More and more people in the world are questioning the possibility of human economies to grow infinitely. The ongoing destruction of global as well as regional ecosystems and the overuse of Nature’s resources are signs that something is going wrong. Nevertheless, mainstream (or neo-classical) economists – especially macroeconomists – seem not to be bothered. They still are claiming that economic growth is not only possible, it even is necessary to improve our well-being (for a critique see here). In some cases this may be true – nobody sane would argue that, let’s say, Nigeria doesn’t need economic growth. But one cannot (and should not) generalize this. Confronted with such arguments, (macro)economists either ignore them, or they answer by showing that in their models infinite growth is possible. They are just defining away the contrary.
All major macroeconomic models are founded on one particular assumption – the so called Cobb-Douglas production function. The function states that production Q is:
Q = ALβKα
where A is technology, L is labour, and K is capital, and α and β are the elasticity coefficients of the latter two (often assumed to equal 1 in sum, so for the discussion here it be defined that β = 1-α). L can be defined as natural resources as well (and will be thus interpreted in what follows).
After a long way through further assumptions and much mathematics, you arrive at an equation that is critical here:
η = n + μ/(1-α)
where η stands for the rate of economic (i.e., production) growth, n is the growth rate of natural ressources (labour), and μ is the rate of technological progress. When you look at this equation as macroeconomists do, you will see that if n is negative (i.e., in simplificated terms, if we are running out of natural ressources that are critical for production), positive economic growth is still possible if the rate of technological progress, weighted with its “importance” in the production function (α), is bigger than n. This is a convenient line of argument, since if humanity is to realize in the future that growth is not more possible (due to too few natural resources left or to population growth), the macroeconomist can just say that our technology is not improving fast enough. And this would be true, indeed. Would be.
The problem is that the whole argumentation is built on one critical, but flawed assumption. By using a multiplicatory combination of factors in the production function we assume that the factors are substitutable. In common language: natural resources shortage is not a problem as long as our technology is improving. Isn’t this insane?
What will technology (i.e., resource productivity – how much we can produce using a given amount of a resource) use us if we run out of the resource? Paraphrasing a famous example made by Herman Daly: can we build the same wooden house with less wood but more workers and/or more axes? And, to use a less extreme argument: what is the reason to assume that resource productivity/technological progress has no limits? Our technologies have been improving over hundreds of years. People in the Middle Ages weren’t be able to imagine all the sophisticated tools we are currently using in everyday life. That is fully true. The problem is that we cannot know with anything near certainty that this will go on forever. It may do so. But it may be (and the probability of both is equal, since unknown) as well that our technology is not going to improve significantly any more because we are arriving at some limits we don’t know of yet.
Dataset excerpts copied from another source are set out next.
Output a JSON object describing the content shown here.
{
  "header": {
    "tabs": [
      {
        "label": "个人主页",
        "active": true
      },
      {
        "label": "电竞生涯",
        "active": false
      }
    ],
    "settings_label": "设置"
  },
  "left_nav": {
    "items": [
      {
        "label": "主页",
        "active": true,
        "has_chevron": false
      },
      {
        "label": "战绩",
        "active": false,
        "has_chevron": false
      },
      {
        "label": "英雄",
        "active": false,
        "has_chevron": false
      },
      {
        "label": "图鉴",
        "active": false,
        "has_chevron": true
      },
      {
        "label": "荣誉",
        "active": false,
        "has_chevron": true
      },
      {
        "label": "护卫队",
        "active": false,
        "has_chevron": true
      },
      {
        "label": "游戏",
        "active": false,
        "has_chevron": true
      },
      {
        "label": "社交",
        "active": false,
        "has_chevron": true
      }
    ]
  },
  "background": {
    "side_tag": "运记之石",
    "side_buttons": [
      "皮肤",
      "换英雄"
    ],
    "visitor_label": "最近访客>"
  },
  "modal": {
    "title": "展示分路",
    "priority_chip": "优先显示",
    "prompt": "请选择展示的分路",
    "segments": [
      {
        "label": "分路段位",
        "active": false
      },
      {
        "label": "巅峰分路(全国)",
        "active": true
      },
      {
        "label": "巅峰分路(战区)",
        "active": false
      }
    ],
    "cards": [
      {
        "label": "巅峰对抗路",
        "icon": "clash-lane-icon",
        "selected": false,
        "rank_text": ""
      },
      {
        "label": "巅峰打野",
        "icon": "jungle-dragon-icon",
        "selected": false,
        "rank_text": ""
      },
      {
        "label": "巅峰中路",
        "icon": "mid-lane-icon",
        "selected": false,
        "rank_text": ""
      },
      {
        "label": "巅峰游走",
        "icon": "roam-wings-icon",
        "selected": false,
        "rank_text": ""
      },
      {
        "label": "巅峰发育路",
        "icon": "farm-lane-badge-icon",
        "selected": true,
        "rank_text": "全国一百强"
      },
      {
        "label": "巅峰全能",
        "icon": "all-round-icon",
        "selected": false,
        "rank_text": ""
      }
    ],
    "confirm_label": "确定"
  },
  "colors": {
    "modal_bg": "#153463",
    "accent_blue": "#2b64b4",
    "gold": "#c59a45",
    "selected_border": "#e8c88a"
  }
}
The question now is one of responsibility: do we want to proceed with “business as usual”, naively assuming that technology will solve all our problems – and running the risk of a catastrophe in case that we had been wrong? Or shall we rather back-pedal and think about whether it is possible that we (especially we in the industrialized world) already have enough?
P.S. I just found an essential text on the subject discussed above: “Nature in Economics” by Partha Dasgupta. It is really worth reading.